Fair gehandelte Waren sind an Kennzeichnungen, Aufschriften und Siegeln zu erkennen. Aber wie aussagekräftig sind diese?
Quelle: imago/Newscast
Fairer Handel soll die Grundlage für gerechte Handelsstrukturen bilden und Arbeits- und Sozialstandards unterstützen. Kleinbauern und Kleinbäuerinnen, überwiegend aus Afrika und dem Mittleren Osten, sollen dadurch die Möglichkeit zu einem angemessenen Einkommen haben, um ihren Lebensunterhalt zu decken und Zugang zu den Märkten der Industriestaaten zu erhalten.
Ohne rechtlich geschützte Begriffe ist es jedoch schwer abzugrenzen, welche Produkte wirklich fair gehandelt werden. Da "fair" nicht rechtlich geschützt ist, gibt es keine allgemeinen Vorgaben. Sie sind je nach Siegel und Organisation unterschiedlich.
Zu den vertrauenswürdigsten Nachhaltigkeitssiegeln für Lebensmittel zählen laut Stiftung Warentest "Fairtrade", "Naturland" und "Hand-in-Hand". Sie sollen es ermöglichen, fair gehandelte Lebensmittel zu erkennen.
Verlässliche Siegel
Bei diesem Siegel ist die Bio-Zertifizierung Pflicht. Außerdem besitzt es eine starke ökologische und soziale Ausrichtung, die zum Beispiel für das Verbot von Kinderarbeit oder Einhaltung der Menschenrechte steht.
Dieses Siegel besitzt Mindestpreise und vergibt Prämien für Gemeinschaftsprojekte. Die Organisation setzt sich für Umweltschutz, demokratische Organisationsstrukturen und sichere Arbeitsbedingungen ein. Zusätzlich verfügen sie über gute Kontrollmechanismen durch den globalen Fairtrade-Zertifizierer Flocert.
Hier wird Bio und fair vereint. Es wird großen Wert auf ökologische, ökonomische und soziale Nachhaltigkeit gelegt. Mindestpreise und Prämien sind gewährleistet und lassen sich gut zurückverfolgen.
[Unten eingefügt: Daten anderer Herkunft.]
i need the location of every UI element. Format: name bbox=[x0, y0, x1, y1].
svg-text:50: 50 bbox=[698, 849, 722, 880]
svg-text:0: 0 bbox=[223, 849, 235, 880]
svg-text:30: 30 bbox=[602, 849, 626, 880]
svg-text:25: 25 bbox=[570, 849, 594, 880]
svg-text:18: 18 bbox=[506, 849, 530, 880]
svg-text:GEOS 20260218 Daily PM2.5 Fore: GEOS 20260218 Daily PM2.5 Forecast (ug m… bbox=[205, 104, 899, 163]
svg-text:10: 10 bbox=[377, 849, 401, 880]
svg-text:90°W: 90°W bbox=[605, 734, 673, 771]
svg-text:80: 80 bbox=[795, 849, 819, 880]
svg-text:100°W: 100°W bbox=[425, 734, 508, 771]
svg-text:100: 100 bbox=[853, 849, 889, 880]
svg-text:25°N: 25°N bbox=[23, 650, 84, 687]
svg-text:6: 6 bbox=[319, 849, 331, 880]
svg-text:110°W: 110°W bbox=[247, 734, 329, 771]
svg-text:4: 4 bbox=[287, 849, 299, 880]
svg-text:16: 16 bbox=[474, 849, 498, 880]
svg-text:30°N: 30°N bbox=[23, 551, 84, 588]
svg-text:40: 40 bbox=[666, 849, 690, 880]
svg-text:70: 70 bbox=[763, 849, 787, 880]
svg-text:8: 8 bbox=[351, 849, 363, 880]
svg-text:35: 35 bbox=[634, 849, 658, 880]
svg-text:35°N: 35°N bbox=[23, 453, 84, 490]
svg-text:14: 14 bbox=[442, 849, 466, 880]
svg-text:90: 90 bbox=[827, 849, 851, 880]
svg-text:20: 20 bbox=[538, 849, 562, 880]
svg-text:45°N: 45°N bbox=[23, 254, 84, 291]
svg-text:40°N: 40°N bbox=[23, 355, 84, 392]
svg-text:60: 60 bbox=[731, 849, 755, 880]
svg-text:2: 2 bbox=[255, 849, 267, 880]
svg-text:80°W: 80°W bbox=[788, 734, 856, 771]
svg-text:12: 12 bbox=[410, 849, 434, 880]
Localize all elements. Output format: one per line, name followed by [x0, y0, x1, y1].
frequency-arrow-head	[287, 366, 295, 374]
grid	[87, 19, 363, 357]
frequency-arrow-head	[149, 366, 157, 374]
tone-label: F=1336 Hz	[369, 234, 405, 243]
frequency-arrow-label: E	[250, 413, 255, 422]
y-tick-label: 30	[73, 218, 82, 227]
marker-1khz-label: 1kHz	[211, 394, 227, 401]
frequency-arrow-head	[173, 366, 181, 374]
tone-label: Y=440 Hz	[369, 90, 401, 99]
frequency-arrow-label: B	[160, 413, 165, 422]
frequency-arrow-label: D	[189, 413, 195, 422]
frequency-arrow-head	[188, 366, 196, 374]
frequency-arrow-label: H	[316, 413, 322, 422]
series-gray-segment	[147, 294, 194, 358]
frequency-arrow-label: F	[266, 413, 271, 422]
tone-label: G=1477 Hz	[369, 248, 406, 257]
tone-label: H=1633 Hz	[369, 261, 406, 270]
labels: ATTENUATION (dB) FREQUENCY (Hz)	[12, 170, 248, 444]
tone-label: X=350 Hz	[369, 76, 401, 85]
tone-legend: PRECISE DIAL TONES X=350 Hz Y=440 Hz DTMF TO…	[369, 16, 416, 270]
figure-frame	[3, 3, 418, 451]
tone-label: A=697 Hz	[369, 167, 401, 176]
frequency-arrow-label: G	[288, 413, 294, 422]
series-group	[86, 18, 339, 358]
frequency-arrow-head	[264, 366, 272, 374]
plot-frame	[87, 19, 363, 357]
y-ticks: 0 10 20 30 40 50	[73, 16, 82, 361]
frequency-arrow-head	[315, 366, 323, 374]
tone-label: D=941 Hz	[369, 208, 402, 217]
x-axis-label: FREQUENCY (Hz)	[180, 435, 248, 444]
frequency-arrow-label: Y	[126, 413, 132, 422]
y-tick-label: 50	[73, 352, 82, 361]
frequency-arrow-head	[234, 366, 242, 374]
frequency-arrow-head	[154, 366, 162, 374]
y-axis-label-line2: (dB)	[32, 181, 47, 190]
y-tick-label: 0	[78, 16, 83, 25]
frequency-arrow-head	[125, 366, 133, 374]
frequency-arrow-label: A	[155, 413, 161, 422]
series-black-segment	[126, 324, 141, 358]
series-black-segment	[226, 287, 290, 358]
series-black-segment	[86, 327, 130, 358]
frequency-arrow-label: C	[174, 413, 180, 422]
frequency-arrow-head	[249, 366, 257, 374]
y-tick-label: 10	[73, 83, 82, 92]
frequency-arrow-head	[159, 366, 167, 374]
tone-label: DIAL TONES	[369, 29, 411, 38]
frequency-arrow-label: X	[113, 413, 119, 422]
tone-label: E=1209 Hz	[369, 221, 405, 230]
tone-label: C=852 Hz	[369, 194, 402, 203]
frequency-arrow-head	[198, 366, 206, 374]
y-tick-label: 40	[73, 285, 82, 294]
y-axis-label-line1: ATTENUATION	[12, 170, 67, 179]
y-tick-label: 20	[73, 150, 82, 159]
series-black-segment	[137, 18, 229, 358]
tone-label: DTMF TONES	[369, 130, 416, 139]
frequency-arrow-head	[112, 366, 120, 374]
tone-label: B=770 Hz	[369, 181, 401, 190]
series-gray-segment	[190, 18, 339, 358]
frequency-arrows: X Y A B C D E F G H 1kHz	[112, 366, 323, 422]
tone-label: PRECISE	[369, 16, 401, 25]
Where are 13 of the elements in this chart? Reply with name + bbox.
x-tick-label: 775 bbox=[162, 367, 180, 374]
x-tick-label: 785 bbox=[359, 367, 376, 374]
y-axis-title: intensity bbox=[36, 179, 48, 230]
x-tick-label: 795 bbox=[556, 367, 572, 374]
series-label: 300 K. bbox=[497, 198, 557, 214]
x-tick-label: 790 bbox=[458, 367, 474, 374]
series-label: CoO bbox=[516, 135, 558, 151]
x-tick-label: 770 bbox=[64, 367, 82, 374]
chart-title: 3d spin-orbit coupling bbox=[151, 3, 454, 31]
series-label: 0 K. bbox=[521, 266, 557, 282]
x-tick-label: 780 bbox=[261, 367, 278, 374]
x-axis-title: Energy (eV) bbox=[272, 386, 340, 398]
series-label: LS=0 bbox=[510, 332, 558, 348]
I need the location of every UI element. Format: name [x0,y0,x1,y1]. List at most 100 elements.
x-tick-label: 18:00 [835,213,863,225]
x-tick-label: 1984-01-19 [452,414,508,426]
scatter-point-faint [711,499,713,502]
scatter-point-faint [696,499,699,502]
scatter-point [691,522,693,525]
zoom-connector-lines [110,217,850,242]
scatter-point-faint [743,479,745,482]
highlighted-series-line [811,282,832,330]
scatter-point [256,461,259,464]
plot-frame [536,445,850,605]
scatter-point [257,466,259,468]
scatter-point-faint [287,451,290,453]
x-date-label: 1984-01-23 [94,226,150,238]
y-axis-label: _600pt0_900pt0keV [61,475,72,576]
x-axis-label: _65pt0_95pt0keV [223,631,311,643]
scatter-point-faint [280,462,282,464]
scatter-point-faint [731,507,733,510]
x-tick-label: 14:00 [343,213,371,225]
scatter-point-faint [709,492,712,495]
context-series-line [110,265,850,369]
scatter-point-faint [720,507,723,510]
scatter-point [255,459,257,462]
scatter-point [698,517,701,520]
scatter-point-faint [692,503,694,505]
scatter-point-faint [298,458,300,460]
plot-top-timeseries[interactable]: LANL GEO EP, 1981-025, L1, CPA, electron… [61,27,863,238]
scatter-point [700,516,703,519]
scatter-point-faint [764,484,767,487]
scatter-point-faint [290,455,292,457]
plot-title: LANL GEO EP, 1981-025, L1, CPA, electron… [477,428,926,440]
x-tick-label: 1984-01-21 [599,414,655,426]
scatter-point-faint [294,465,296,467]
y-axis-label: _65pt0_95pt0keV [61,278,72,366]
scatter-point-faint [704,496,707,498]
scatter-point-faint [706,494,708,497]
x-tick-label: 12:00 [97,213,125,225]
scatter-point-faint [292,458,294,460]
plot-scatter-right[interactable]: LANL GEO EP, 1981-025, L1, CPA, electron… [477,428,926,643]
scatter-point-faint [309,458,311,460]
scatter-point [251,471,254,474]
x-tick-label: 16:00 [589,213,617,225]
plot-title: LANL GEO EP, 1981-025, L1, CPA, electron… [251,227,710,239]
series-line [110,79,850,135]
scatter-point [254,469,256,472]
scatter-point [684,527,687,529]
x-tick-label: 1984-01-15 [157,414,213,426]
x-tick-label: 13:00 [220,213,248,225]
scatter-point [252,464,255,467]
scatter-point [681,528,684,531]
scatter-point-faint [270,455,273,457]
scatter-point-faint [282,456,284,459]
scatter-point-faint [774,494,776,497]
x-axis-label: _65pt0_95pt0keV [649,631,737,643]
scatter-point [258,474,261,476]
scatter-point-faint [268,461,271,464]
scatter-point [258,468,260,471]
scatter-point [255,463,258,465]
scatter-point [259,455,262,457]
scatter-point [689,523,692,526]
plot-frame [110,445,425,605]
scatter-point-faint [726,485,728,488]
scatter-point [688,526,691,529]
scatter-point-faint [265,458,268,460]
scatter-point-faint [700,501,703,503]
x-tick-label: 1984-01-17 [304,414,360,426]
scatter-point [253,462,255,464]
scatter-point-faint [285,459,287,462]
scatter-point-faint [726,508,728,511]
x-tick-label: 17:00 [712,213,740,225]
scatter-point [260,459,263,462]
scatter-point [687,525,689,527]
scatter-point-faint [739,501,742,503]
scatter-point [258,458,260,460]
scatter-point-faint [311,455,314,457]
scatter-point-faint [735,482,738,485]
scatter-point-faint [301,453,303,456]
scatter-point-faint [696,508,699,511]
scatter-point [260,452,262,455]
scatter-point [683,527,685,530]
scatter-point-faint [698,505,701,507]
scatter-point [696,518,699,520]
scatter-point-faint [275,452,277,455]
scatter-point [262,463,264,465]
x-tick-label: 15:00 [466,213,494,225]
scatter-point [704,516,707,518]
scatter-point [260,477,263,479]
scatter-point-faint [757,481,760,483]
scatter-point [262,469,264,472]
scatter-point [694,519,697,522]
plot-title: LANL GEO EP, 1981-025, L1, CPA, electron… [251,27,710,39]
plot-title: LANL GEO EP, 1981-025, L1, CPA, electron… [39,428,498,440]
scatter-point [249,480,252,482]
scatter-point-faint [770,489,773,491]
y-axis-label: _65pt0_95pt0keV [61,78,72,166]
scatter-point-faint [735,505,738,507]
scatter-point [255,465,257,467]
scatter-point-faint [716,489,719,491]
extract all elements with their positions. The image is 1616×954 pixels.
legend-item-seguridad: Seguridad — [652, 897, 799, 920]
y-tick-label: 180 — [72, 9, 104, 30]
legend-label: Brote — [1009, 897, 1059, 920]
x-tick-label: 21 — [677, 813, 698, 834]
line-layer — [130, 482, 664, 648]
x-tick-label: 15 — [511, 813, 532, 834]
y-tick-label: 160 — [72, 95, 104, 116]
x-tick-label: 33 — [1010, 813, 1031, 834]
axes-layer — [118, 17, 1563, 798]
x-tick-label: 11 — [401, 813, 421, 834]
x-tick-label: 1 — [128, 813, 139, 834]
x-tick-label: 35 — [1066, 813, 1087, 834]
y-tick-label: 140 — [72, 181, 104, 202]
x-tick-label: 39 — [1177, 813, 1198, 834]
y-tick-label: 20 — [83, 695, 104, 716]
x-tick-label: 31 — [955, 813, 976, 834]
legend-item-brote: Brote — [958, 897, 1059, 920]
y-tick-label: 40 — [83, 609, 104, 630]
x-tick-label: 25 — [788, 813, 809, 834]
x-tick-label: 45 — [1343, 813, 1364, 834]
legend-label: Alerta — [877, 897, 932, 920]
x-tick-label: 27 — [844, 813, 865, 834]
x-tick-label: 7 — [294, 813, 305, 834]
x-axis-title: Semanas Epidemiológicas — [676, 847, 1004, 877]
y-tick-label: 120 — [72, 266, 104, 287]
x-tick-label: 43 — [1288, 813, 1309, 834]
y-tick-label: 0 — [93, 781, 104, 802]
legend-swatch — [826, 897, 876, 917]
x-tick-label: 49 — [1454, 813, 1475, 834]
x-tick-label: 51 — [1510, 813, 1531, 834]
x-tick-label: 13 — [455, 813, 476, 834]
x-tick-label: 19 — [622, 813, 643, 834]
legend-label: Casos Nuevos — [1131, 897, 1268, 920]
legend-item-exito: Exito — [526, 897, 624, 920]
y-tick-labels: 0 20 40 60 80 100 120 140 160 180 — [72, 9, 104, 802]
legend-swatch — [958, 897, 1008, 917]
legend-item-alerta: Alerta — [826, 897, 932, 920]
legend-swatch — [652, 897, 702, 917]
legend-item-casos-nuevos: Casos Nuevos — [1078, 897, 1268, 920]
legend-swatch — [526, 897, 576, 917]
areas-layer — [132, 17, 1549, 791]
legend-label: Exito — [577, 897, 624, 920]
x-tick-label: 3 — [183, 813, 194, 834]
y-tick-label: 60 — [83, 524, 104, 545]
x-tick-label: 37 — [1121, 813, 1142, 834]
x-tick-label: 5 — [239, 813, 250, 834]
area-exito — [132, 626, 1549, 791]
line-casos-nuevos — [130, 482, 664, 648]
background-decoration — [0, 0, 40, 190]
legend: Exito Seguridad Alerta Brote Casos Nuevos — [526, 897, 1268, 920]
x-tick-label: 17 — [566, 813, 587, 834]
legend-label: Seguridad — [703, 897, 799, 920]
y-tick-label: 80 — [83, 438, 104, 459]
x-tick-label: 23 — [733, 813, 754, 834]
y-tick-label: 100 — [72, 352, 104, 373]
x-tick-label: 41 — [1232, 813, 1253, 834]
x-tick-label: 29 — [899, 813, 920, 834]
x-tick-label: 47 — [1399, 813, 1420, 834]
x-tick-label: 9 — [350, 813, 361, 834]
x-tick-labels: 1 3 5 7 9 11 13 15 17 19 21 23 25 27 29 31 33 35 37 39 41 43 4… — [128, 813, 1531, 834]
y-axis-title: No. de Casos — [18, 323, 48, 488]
Wann es sich um faire Lebensmittel handelt
Die Dachorganisation Fairtrade International zum Beispiel, legt garantierte Mindestpreise für Rohstoffe fest. Gehen die Rohstoffpreise in die Höhe, sollen die Kleinbauern den höheren Weltmarktpreis erhalten. Caroline Brunnbauer von der Verbraucherzentrale merkt allerdings an: "Auch Mindestpreise sichern nicht immer die Existenz."
Da staatliche Kontrollen fehlen, erfolgt die Überwachung des fairen Handels durch individuelle Kontrollsysteme der jeweiligen Organisationen, die hinter den Labels stecken. Die unterschiedlichen Kriterien sind nicht immer nachvollziehbar und erschweren den Vergleich der verschiedenen Siegel.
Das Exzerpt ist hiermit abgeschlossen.